Ovid’s story, however, is just a beginning. The origins of the Turkish word for cheese bear remarkable similarities to the word “colors”, indicating an etymological link between the two. The Greeks make mention of this discovery in much of their mythology – Homer references “that gift of rainbows, that boon of Dionysus” in conjunction with a soft and delicious (though unnamed) substance oft enjoyed by Agamemnon and his generals. Bears who seek out pots of honey in the woods have, on very rare occasion, been known to report finding cheese, rather than honey, in their pots. And of course there are the many unverified accounts by those leprechauns who have been unlucky enough to have been caught, who claim that the father of all leprechauns (whose name they refuse, on all accounts, to speak) first crafted the delicious substance in a freak accident by accidentally dropping fairy dust in his brimming whiskey glass on Midsummer’s eve. These leprechauns cackle with appreciation at the memory of the great father’s eyebrows and enormous red beard catching fire at the resulting explosion, but murmur with almost religious fervor at how unparalleled was the cheese that resulted.

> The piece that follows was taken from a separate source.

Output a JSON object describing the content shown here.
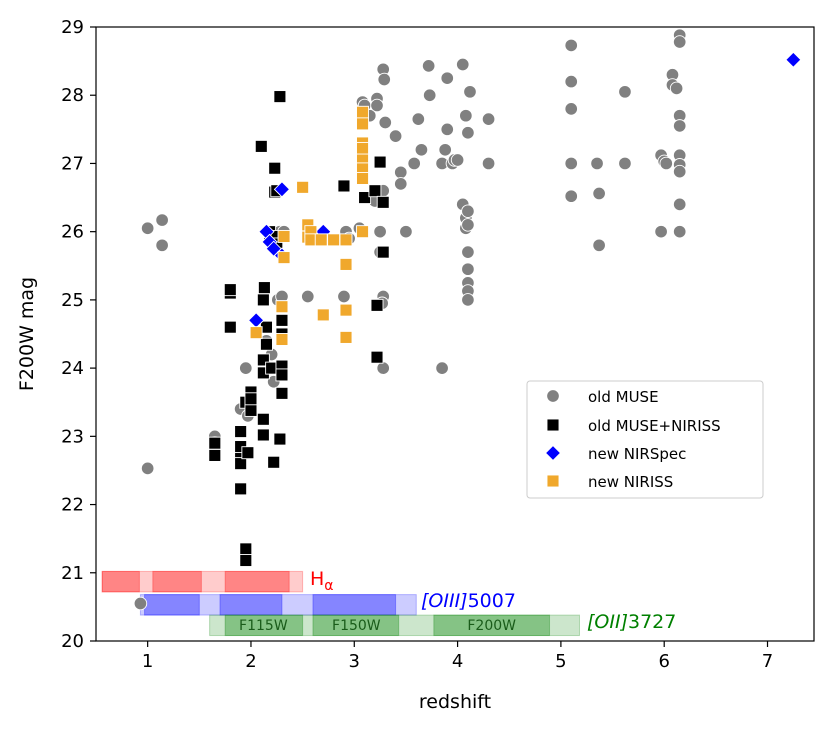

And there you have it, my friends! The evidence points quite in two different directions. Even sources within the same cultures disagree! I can make neither head nor tails of it, and it is up to you, my fellow citizen scientists, to help me determine which is the more likely origin of this most perfect, divine, heavenly cheese, whose presence in our lives has forever and always been a gift of the highest order. I leave it to you now to continue the work where I have left off. Help me to answer this most critical of questions, that we may better understand ourselves as a species and contribute to the knowledge and enlightenment of man!
With joyful heart and ecstatic mind,
*Though this is a satirical post, and all quotes, including this one, are invented, the company “Unicorn Cheese” really exists. Google that shit.